Другие грабли. Том 2
Шрифт:
Ну, предыдущее общество было не без недостатков, это бесспорно, однако способ их искоренения показался мне слишком уж непропорциональным.
— Все это началось не сразу, — сказал куратор. — Сначала был один тлеющий конфликт в Восточной Европе, потом к нему добавился очаг возгорания на Ближнем Востоке, через пару лет полыхнуло на Дальнем. Постепенно горячих точек становилось все больше и больше, эскалация нарастала, красные линии потихоньку сдвигались… Дипломатия оказалась бессильна перед лоббистами
— Кто применил первым? — спросил я.
— Уже не имеет значения.
— Мы?
— Нет, — сказал он. — Вы… мы только в ответ.
— Сколько людей погибло?
— Вы и правда хотите это знать?
— Не хотел бы, не спрашивал.
— Больше половины, — сказал он. — По некоторым методикам подсчета, намного больше.
— И вот это вот все вы хотите сохранить?
— Как я уже говорил, все не так плохо, — сказал он. — Человечество выстояло. А все альтернативные линии развития были сметены хроноштормом.
— Не без вашего участия.
— Мы защищаем свой дом, — сказал он. — Свой мир. Может быть, он и не лучший из возможных, но он — единственное, что у нас есть.
Что ж, его позиция была мне понятна. Не близка, но понятна.

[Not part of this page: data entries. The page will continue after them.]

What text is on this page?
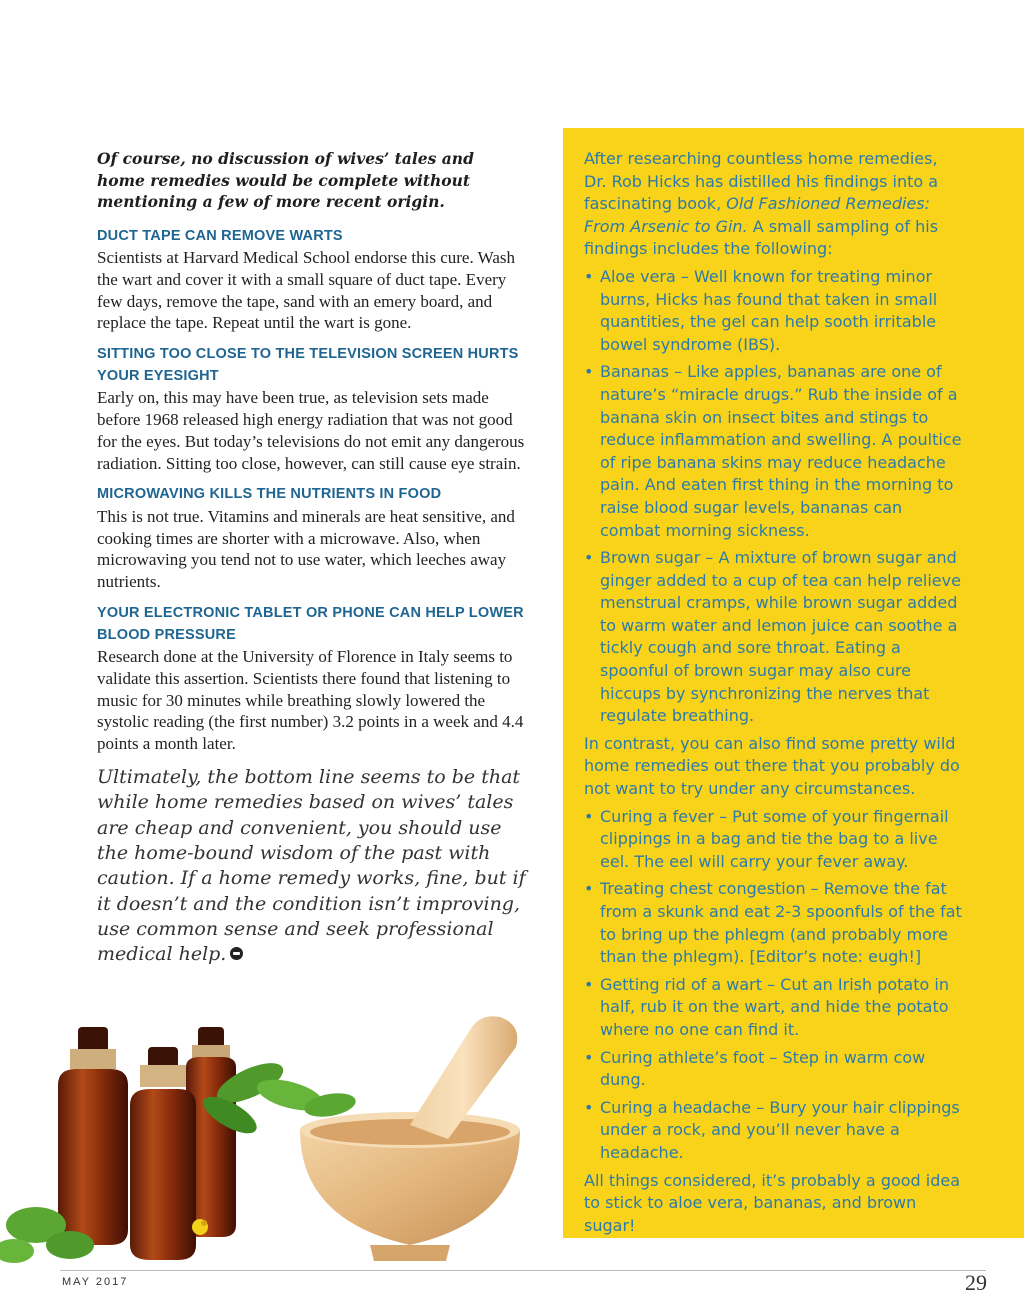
Of course, no discussion of wives’ tales and home remedies would be complete without mentioning a few of more recent origin.

DUCT TAPE CAN REMOVE WARTS

Scientists at Harvard Medical School endorse this cure. Wash the wart and cover it with a small square of duct tape. Every few days, remove the tape, sand with an emery board, and replace the tape. Repeat until the wart is gone.

SITTING TOO CLOSE TO THE TELEVISION SCREEN HURTS YOUR EYESIGHT

Early on, this may have been true, as television sets made before 1968 released high energy radiation that was not good for the eyes. But today’s televisions do not emit any dangerous radiation. Sitting too close, however, can still cause eye strain.

MICROWAVING KILLS THE NUTRIENTS IN FOOD

This is not true. Vitamins and minerals are heat sensitive, and cooking times are shorter with a microwave. Also, when microwaving you tend not to use water, which leeches away nutrients.

YOUR ELECTRONIC TABLET OR PHONE CAN HELP LOWER BLOOD PRESSURE

Research done at the University of Florence in Italy seems to validate this assertion. Scientists there found that listening to music for 30 minutes while breathing slowly lowered the systolic reading (the first number) 3.2 points in a week and 4.4 points a month later.

Ultimately, the bottom line seems to be that while home remedies based on wives’ tales are cheap and convenient, you should use the home-bound wisdom of the past with caution. If a home remedy works, fine, but if it doesn’t and the condition isn’t improving, use common sense and seek professional medical help.

After researching countless home remedies, Dr. Rob Hicks has distilled his findings into a fascinating book, Old Fashioned Remedies: From Arsenic to Gin. A small sampling of his findings includes the following:

• Aloe vera – Well known for treating minor burns, Hicks has found that taken in small quantities, the gel can help sooth irritable bowel syndrome (IBS).
• Bananas – Like apples, bananas are one of nature’s “miracle drugs.” Rub the inside of a banana skin on insect bites and stings to reduce inflammation and swelling. A poultice of ripe banana skins may reduce headache pain. And eaten first thing in the morning to raise blood sugar levels, bananas can combat morning sickness.
• Brown sugar – A mixture of brown sugar and ginger added to a cup of tea can help relieve menstrual cramps, while brown sugar added to warm water and lemon juice can soothe a tickly cough and sore throat. Eating a spoonful of brown sugar may also cure hiccups by synchronizing the nerves that regulate breathing.

In contrast, you can also find some pretty wild home remedies out there that you probably do not want to try under any circumstances.

• Curing a fever – Put some of your fingernail clippings in a bag and tie the bag to a live eel. The eel will carry your fever away.
• Treating chest congestion – Remove the fat from a skunk and eat 2-3 spoonfuls of the fat to bring up the phlegm (and probably more than the phlegm). [Editor’s note: eugh!]
• Getting rid of a wart – Cut an Irish potato in half, rub it on the wart, and hide the potato where no one can find it.
• Curing athlete’s foot – Step in warm cow dung.
• Curing a headache – Bury your hair clippings under a rock, and you’ll never have a headache.

All things considered, it’s probably a good idea to stick to aloe vera, bananas, and brown sugar!

MAY 2017	29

Все эти разговоры о самопожертвовании, о благе для всего человечества, прочем альтруизме и всем хорошем против всего плохого быстро отходят на второй план, когда говорящие четко осознают, что их в этом человечестве не будет.
Одно дело, если бы речь шла о группе ученых-энтузиастов, и совсем другое, когда их целая каста и они ученые-воители. Это уже структура, а структура в первую очередь старается защитить себя.
Они приняли решение, и они планомерно шли, чтобы воплотить его в жизнь.
Уступать свое место другой версии человечества, пусть и более многочисленной, они не хотели.
— И я вам мешаю, потому что вы думаете, что я могу это все предотвратить?
Он покачал головой.
— Предотвратить — вряд ли, — сказал он. — Но ваши действия могут внести коррективы в конфликт. Погибнет больше людей, будут поражены другие области, выжившие попытаются объединиться в иных местах и по иным принципам…
И все это может привести к тому, что их линия перестанет быть основной? Или он мне врет, и я способен привнести более глубокие изменения?
Если их положение так устойчиво, чего ради они весь этот огород с отделом Х городили и почему сами до сих пор здесь?
— Вы бы видели, какие у нас красивые рассветы, как выглядят новые города, не страдающие от проблемы перенаселения и избавленные от высотной застройки, как изменилась природа, как новые леса растут на месте индустриальных помоек… Вам понравится в новом мире, Василий.
— Нет, — сказал я. —
— Но, по крайней мере, вы сможете к нему привыкнуть.
— Вероятно, я бы смог, — сказал я. — Но я не хочу.
— Вы же понимаете, какой будет альтернатива?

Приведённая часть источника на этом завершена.